All results will be output anyway.
-d, --dry-run Don't actually do anything.
--overwrite Don't overwrite any existing directory or file.
enrichr¶
Get enrichment of gene sets using the Enrichr API
usage: python -m ngs_toolkit.recipe.enrichr [-h] [-a MAX_ATTEMPTS] [--no-overwrite]
input_file output_file
A helper script to run enrichment analysis using the Enrichr API on a gene
set.
positional arguments:
input_file Input file with gene names.
output_file Output CSV file with results.
optional arguments:
-h, --help show this help message and exit
-a MAX_ATTEMPTS, --max-attempts MAX_ATTEMPTS
Maximum attempts to retry the API before giving up.

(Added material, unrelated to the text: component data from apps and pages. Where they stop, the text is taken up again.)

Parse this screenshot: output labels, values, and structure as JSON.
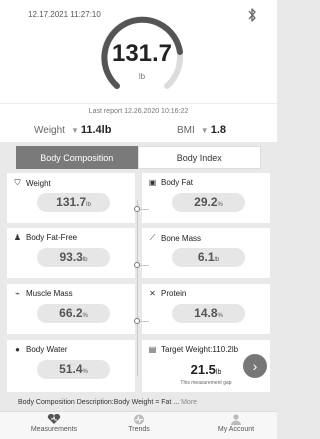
{
  "header": {
    "datetime": "12.17.2021 11:27:10",
    "bluetooth_icon": "bluetooth-icon",
    "weight_value": "131.7",
    "weight_unit": "lb",
    "last_report": "Last report 12.26.2020 10:16:22"
  },
  "summary": {
    "weight_label": "Weight",
    "weight_change": "11.4lb",
    "bmi_label": "BMI",
    "bmi_change": "1.8"
  },
  "tabs": [
    {
      "label": "Body Composition",
      "active": true
    },
    {
      "label": "Body Index",
      "active": false
    }
  ],
  "cards": {
    "weight": {
      "label": "Weight",
      "value": "131.7",
      "unit": "lb",
      "icon": "scale-icon"
    },
    "body_fat": {
      "label": "Body Fat",
      "value": "29.2",
      "unit": "%",
      "icon": "body-fat-icon"
    },
    "body_fat_free": {
      "label": "Body Fat-Free",
      "value": "93.3",
      "unit": "lb",
      "icon": "person-icon"
    },
    "bone_mass": {
      "label": "Bone Mass",
      "value": "6.1",
      "unit": "lb",
      "icon": "bone-icon"
    },
    "muscle_mass": {
      "label": "Muscle Mass",
      "value": "66.2",
      "unit": "%",
      "icon": "muscle-icon"
    },
    "protein": {
      "label": "Protein",
      "value": "14.8",
      "unit": "%",
      "icon": "protein-icon"
    },
    "body_water": {
      "label": "Body Water",
      "value": "51.4",
      "unit": "%",
      "icon": "water-drop-icon"
    },
    "target_weight": {
      "label": "Target Weight:110.2lb",
      "value": "21.5",
      "unit": "lb",
      "note": "This measurement gap",
      "icon": "target-icon"
    }
  },
  "description": {
    "text": "Body Composition Description:Body Weight = Fat ...",
    "more": "More"
  },
  "nav": [
    {
      "label": "Measurements",
      "icon": "heart-shield-icon"
    },
    {
      "label": "Trends",
      "icon": "pulse-icon"
    },
    {
      "label": "My Account",
      "icon": "user-icon"
    }
  ],
  "colors": {
    "background": "#e9e9e9",
    "active_tab": "#7a7a7a",
    "pill": "#e6e6e6",
    "gauge": "#555555"
  }
}
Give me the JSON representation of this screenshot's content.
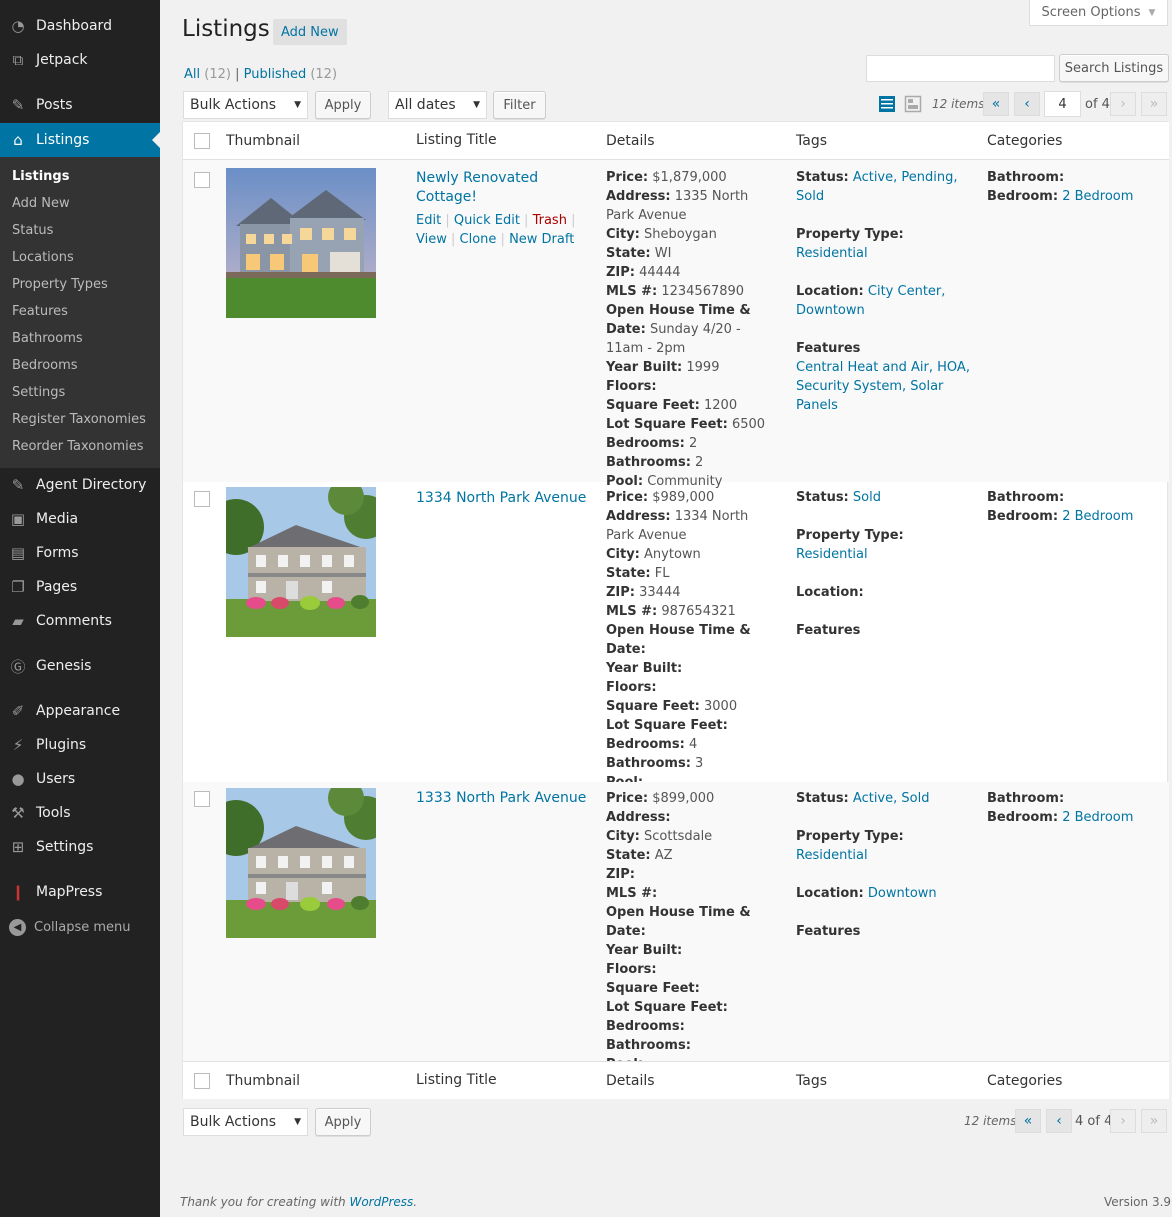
{
  "sidebar": {
    "menu": [
      {
        "label": "Dashboard",
        "icon": "dashboard-icon"
      },
      {
        "label": "Jetpack",
        "icon": "jetpack-icon"
      },
      {
        "label": "Posts",
        "icon": "pin-icon"
      },
      {
        "label": "Listings",
        "icon": "home-icon"
      },
      {
        "label": "Agent Directory",
        "icon": "pin-icon"
      },
      {
        "label": "Media",
        "icon": "media-icon"
      },
      {
        "label": "Forms",
        "icon": "forms-icon"
      },
      {
        "label": "Pages",
        "icon": "pages-icon"
      },
      {
        "label": "Comments",
        "icon": "comment-icon"
      },
      {
        "label": "Genesis",
        "icon": "genesis-icon"
      },
      {
        "label": "Appearance",
        "icon": "brush-icon"
      },
      {
        "label": "Plugins",
        "icon": "plug-icon"
      },
      {
        "label": "Users",
        "icon": "user-icon"
      },
      {
        "label": "Tools",
        "icon": "wrench-icon"
      },
      {
        "label": "Settings",
        "icon": "settings-icon"
      },
      {
        "label": "MapPress",
        "icon": "map-pin-icon"
      }
    ],
    "submenu": [
      "Listings",
      "Add New",
      "Status",
      "Locations",
      "Property Types",
      "Features",
      "Bathrooms",
      "Bedrooms",
      "Settings",
      "Register Taxonomies",
      "Reorder Taxonomies"
    ],
    "collapse_label": "Collapse menu"
  },
  "header": {
    "screen_options": "Screen Options",
    "title": "Listings",
    "add_new": "Add New",
    "filter_all": "All",
    "filter_all_count": "(12)",
    "filter_published": "Published",
    "filter_published_count": "(12)",
    "search_button": "Search Listings"
  },
  "toolbar": {
    "bulk_actions": "Bulk Actions",
    "apply": "Apply",
    "dates": "All dates",
    "filter": "Filter",
    "items": "12 items",
    "first": "«",
    "prev": "‹",
    "next": "›",
    "last": "»",
    "current_page": "4",
    "of_pages": "of 4",
    "bottom_page": "4 of 4"
  },
  "columns": {
    "thumbnail": "Thumbnail",
    "title": "Listing Title",
    "details": "Details",
    "tags": "Tags",
    "categories": "Categories"
  },
  "rows": [
    {
      "title": "Newly Renovated Cottage!",
      "actions": {
        "edit": "Edit",
        "quick_edit": "Quick Edit",
        "trash": "Trash",
        "view": "View",
        "clone": "Clone",
        "new_draft": "New Draft"
      },
      "details": [
        [
          "Price:",
          "$1,879,000"
        ],
        [
          "Address:",
          "1335 North Park Avenue"
        ],
        [
          "City:",
          "Sheboygan"
        ],
        [
          "State:",
          "WI"
        ],
        [
          "ZIP:",
          "44444"
        ],
        [
          "MLS #:",
          "1234567890"
        ],
        [
          "Open House Time & Date:",
          "Sunday 4/20 - 11am - 2pm"
        ],
        [
          "Year Built:",
          "1999"
        ],
        [
          "Floors:",
          ""
        ],
        [
          "Square Feet:",
          "1200"
        ],
        [
          "Lot Square Feet:",
          "6500"
        ],
        [
          "Bedrooms:",
          "2"
        ],
        [
          "Bathrooms:",
          "2"
        ],
        [
          "Pool:",
          "Community"
        ]
      ],
      "tags": {
        "status_label": "Status:",
        "status": "Active, Pending, Sold",
        "type_label": "Property Type:",
        "type": "Residential",
        "location_label": "Location:",
        "location": "City Center, Downtown",
        "features_label": "Features",
        "features": "Central Heat and Air, HOA, Security System, Solar Panels"
      },
      "cats": {
        "bath_label": "Bathroom:",
        "bath": "",
        "bed_label": "Bedroom:",
        "bed": "2 Bedroom"
      }
    },
    {
      "title": "1334 North Park Avenue",
      "details": [
        [
          "Price:",
          "$989,000"
        ],
        [
          "Address:",
          "1334 North Park Avenue"
        ],
        [
          "City:",
          "Anytown"
        ],
        [
          "State:",
          "FL"
        ],
        [
          "ZIP:",
          "33444"
        ],
        [
          "MLS #:",
          "987654321"
        ],
        [
          "Open House Time & Date:",
          ""
        ],
        [
          "Year Built:",
          ""
        ],
        [
          "Floors:",
          ""
        ],
        [
          "Square Feet:",
          "3000"
        ],
        [
          "Lot Square Feet:",
          ""
        ],
        [
          "Bedrooms:",
          "4"
        ],
        [
          "Bathrooms:",
          "3"
        ],
        [
          "Pool:",
          ""
        ]
      ],
      "tags": {
        "status_label": "Status:",
        "status": "Sold",
        "type_label": "Property Type:",
        "type": "Residential",
        "location_label": "Location:",
        "location": "",
        "features_label": "Features",
        "features": ""
      },
      "cats": {
        "bath_label": "Bathroom:",
        "bath": "",
        "bed_label": "Bedroom:",
        "bed": "2 Bedroom"
      }
    },
    {
      "title": "1333 North Park Avenue",
      "details": [
        [
          "Price:",
          "$899,000"
        ],
        [
          "Address:",
          ""
        ],
        [
          "City:",
          "Scottsdale"
        ],
        [
          "State:",
          "AZ"
        ],
        [
          "ZIP:",
          ""
        ],
        [
          "MLS #:",
          ""
        ],
        [
          "Open House Time & Date:",
          ""
        ],
        [
          "Year Built:",
          ""
        ],
        [
          "Floors:",
          ""
        ],
        [
          "Square Feet:",
          ""
        ],
        [
          "Lot Square Feet:",
          ""
        ],
        [
          "Bedrooms:",
          ""
        ],
        [
          "Bathrooms:",
          ""
        ],
        [
          "Pool:",
          ""
        ]
      ],
      "tags": {
        "status_label": "Status:",
        "status": "Active, Sold",
        "type_label": "Property Type:",
        "type": "Residential",
        "location_label": "Location:",
        "location": "Downtown",
        "features_label": "Features",
        "features": ""
      },
      "cats": {
        "bath_label": "Bathroom:",
        "bath": "",
        "bed_label": "Bedroom:",
        "bed": "2 Bedroom"
      }
    }
  ],
  "footer": {
    "thanks": "Thank you for creating with ",
    "wp": "WordPress",
    "period": ".",
    "version": "Version 3.9"
  }
}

--no-overwrite Whether results should not be overwritten if existing.
lola¶
Get enrichment of region sets in public region databases using LOLA
usage: python -m ngs_toolkit.recipe.lola [-h] [--no-overwrite] [-c CPUS]
bed_file universe_file output_folder genome
A helper script to run Location Overlap Analysis (LOLA) of a single region set
in various sets of region-based annotations.
positional arguments:
bed_file BED file with query set regions.
universe_file BED file with universe where the query set came from.
output_folder Output directory for produced files.
genome Genome assembly of the region set.
optional arguments:
-h, --help show this help message and exit
--no-overwrite Don't overwrite existing output files.
-c CPUS, --cpus CPUS Number of CPUS/threads to use for analysis.